Con la proposta di legge dell’on. Davide Crippa, sottosegretario allo Sviluppo Economico, ferve il confronto sulla riforma della legge (governo Monti) che ha liberalizzato gli orari degli esercizi commerciali. Dibattito fervente perché serve a far emergere tutti gli aspetti di una questione che, se per qualcuno può sembrare marginale, investe invece diversi aspetti della nostra società: economici e culturali.
Sugli aspetti economici siamo già intervenuti ricordando l’incongruenza di una simile riforma rispetto al procedere dell’economia nazionale, europea e transnazionale, sottolineando che si tratterebbe di un dannoso passo indietro per tutti: consumatori, imprenditori, Stato.
Oggi, con una nota la Cgil (Filcams) ha detto la sua per diversi aspetti, a cui, economicamente, non abbiamo molto da aggiungere rispetto alla nostra nota già diffusa nei giorni scorsi.
Un aspetto, però, ha stimolato la nostra attenzione di persone e associazione che basa la propria politica sulla libertà dell’individuo. Riportiamo la specifica frase del sindacato, che rivendica, nello specifico, la necessità di una normativa nazionale uniforme, di base, che non deroghi rispetto alle decisioni locali e regionali:
“Si deve escludere la possibilità di aprire in occasione delle festività nazionali, restituendo a questi giorni il valore civile e religioso che è patrimonio della nostra storia e della nostra cultura”.
Ci poniamo la domanda: qual è il “patrimonio della nostra storia e della nostra cultura”, evocato da questo sindacato? Immaginiamo sia quello legato alla religione giudaico-cristiana (più specificamente cattolica romana), da cui nei secoli si è emanata una civiltà, una socialità ed un’economia forgiata ad hoc, con – nella fattispecie – la chiusura domenicale degli esercizi commerciale perché questo giorno è considerato il giorno del riposo per eccellenza e, proprio per questo, la Chiesa romana ha istituzionalizzato le sue funzioni religiose più importanti proprio in questo giorno.
Tutto bene?
Mah!
A.D. 2018, Italia, Europa, Pianeta Terra. Lasciamo perdere la questione che se in tanti non lavorassero la domenica, anche in Italia, tutto si fermerebbe e correremmo seri pericoli di sicurezza in tutti i sensi, ché questo è il principale aspetto di ipocrisia economica dei sostenitori del “tutto chiuso”. Fermiamoci a quanto abbiamo evidenziato.

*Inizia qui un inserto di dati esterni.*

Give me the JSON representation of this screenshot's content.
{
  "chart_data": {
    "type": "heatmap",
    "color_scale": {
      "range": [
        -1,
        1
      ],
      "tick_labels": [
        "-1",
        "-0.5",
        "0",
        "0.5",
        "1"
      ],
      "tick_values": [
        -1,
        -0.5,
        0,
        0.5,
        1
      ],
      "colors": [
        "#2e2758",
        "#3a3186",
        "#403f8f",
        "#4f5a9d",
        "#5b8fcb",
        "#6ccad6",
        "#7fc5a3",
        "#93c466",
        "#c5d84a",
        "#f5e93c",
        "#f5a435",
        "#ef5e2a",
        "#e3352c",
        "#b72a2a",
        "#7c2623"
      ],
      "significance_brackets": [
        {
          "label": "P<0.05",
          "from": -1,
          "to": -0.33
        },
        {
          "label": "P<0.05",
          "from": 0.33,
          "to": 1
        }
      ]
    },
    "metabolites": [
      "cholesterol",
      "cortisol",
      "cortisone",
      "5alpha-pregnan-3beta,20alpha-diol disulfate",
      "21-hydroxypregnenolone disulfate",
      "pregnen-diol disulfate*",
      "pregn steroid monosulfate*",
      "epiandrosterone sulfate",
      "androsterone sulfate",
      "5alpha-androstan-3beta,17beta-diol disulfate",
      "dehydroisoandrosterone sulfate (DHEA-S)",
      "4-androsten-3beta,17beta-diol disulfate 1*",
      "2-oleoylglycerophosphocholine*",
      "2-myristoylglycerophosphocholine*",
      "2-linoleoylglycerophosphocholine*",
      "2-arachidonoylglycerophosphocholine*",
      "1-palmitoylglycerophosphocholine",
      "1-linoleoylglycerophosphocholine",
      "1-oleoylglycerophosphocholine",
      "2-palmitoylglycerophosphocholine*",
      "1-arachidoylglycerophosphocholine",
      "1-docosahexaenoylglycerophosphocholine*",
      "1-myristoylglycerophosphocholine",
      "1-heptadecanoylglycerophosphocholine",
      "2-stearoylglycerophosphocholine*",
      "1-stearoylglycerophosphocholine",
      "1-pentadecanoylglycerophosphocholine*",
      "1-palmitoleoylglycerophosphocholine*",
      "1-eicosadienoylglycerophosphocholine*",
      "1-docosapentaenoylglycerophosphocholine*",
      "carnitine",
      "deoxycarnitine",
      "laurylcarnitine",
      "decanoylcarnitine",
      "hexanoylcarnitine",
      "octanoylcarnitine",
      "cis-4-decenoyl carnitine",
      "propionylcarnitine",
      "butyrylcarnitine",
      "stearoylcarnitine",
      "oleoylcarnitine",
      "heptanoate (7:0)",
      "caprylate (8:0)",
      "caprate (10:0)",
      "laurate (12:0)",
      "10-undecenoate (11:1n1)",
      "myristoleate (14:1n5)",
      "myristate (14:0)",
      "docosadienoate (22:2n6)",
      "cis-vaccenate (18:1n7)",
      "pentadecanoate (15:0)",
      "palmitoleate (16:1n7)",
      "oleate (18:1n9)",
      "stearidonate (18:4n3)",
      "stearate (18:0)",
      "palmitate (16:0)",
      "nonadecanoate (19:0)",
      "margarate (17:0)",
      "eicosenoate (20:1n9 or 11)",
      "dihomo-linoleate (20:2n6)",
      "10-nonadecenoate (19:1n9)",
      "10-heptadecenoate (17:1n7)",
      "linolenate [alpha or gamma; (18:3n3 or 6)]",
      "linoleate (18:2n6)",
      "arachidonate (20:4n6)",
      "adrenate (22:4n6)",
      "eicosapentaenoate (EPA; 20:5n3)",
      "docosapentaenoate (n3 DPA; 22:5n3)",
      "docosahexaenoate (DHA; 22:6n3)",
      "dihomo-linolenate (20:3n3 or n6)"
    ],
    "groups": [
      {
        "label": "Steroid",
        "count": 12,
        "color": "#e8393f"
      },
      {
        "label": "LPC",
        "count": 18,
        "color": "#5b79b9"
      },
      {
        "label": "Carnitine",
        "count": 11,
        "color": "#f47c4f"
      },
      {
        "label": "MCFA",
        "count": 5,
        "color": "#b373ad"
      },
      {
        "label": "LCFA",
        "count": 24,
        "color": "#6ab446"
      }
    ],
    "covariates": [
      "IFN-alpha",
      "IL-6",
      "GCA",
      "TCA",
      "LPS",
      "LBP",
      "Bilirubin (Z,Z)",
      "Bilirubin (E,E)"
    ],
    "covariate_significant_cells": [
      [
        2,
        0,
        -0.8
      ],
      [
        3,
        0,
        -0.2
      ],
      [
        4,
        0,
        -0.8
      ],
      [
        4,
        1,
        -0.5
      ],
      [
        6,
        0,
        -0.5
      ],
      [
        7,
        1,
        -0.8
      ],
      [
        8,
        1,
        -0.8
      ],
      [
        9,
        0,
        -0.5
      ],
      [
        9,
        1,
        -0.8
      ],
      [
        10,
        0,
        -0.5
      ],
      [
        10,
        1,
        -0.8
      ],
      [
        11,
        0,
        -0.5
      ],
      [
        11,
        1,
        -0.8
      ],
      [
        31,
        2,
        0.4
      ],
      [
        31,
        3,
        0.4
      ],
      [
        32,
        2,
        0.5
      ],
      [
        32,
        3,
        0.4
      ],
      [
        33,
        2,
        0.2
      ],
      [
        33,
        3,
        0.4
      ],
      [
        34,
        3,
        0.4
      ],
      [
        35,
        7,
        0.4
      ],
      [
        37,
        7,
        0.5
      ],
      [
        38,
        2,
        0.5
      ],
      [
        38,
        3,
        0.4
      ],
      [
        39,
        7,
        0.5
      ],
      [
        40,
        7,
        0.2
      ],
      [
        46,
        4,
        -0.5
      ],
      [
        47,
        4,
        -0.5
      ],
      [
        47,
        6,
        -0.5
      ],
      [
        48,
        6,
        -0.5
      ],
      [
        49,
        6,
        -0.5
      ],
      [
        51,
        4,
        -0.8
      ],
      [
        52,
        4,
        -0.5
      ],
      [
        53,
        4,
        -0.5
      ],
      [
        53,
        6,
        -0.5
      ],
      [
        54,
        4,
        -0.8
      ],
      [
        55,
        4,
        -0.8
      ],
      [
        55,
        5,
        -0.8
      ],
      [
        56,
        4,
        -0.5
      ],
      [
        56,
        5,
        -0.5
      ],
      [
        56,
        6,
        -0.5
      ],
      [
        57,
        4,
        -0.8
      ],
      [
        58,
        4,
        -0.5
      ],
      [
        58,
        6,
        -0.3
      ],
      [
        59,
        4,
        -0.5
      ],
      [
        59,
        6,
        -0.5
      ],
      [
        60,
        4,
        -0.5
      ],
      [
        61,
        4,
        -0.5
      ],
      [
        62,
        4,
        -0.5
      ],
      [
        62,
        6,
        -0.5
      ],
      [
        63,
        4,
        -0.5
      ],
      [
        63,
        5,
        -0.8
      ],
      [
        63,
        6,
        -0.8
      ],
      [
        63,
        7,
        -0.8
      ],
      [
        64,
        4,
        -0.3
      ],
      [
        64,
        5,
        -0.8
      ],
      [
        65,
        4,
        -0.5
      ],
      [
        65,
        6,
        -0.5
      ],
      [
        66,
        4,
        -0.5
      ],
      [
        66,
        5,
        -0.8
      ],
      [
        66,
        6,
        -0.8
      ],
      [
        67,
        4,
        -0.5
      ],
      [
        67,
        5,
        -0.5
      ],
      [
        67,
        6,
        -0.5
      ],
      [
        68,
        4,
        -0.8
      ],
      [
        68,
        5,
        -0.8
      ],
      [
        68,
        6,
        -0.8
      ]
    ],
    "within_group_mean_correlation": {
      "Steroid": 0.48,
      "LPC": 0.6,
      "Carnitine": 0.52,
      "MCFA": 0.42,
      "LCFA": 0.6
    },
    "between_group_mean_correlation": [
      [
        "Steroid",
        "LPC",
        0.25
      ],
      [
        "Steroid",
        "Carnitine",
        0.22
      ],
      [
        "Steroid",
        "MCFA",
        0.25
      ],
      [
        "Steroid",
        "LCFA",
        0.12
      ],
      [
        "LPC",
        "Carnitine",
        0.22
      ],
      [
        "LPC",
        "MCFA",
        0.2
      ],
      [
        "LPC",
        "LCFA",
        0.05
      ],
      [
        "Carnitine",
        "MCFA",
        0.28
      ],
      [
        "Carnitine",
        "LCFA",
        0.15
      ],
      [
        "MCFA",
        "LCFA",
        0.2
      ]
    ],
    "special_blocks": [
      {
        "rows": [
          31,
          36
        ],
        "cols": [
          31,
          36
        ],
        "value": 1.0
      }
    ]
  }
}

Cosa succede in questo angolo del Pianeta, anche grazie al sostegno del sindacato Cgil per le politiche di accoglienza migratoria, dello straniero, del forestiero, del diverso (e chi più sinonimi abbia, più ne metta)?
Che la nostra società ha tutte le caratteristiche della multietnicità. Possiamo discutere a non finire su come e cosa dovrebbe essere il meccanismo di integrazione nel nostro sistema, ma su una cosa non si può non concordare: integrare non significa assimilare, distruggere l’altro (qualunque provenienza esso abbia) nella sua individualità.
E quindi, come la mettiamo con il montante numero di individui musulmani che sono presenti nella nostra società, e che sono consumatori a tutti gli effetti ?
Loro si riposano il venerdì, mentre si vorrebbe che le nostre leggi li obbligassero a farlo di domenica (e le altre feste comandate tutte riferite al calendario gregoriano). C’è qualcosa che non torna sotto diversi aspetti: l’accoglienza dei migranti, la libertà degli individui e – come conseguenza – le libertà economiche.
Per evitare questo, la legge oggi in vigore sulla libertà degli orari degli esercizi commerciali ha in qualche modo sopperito a queste incongruenze, pericolose e dannose per tutti, sotto diversi aspetti sia economici che civici. Qualcuno vuole che queste incongruenze diventino fatti di legge?
Vogliamo imporre per legge l’adesione ad una religione (che, di per sé, oltre all’aspetto spirituale, è essenzialmente “modus vivendi”)?
Domande, le nostre, non tanto campate in aria. Ci sembra.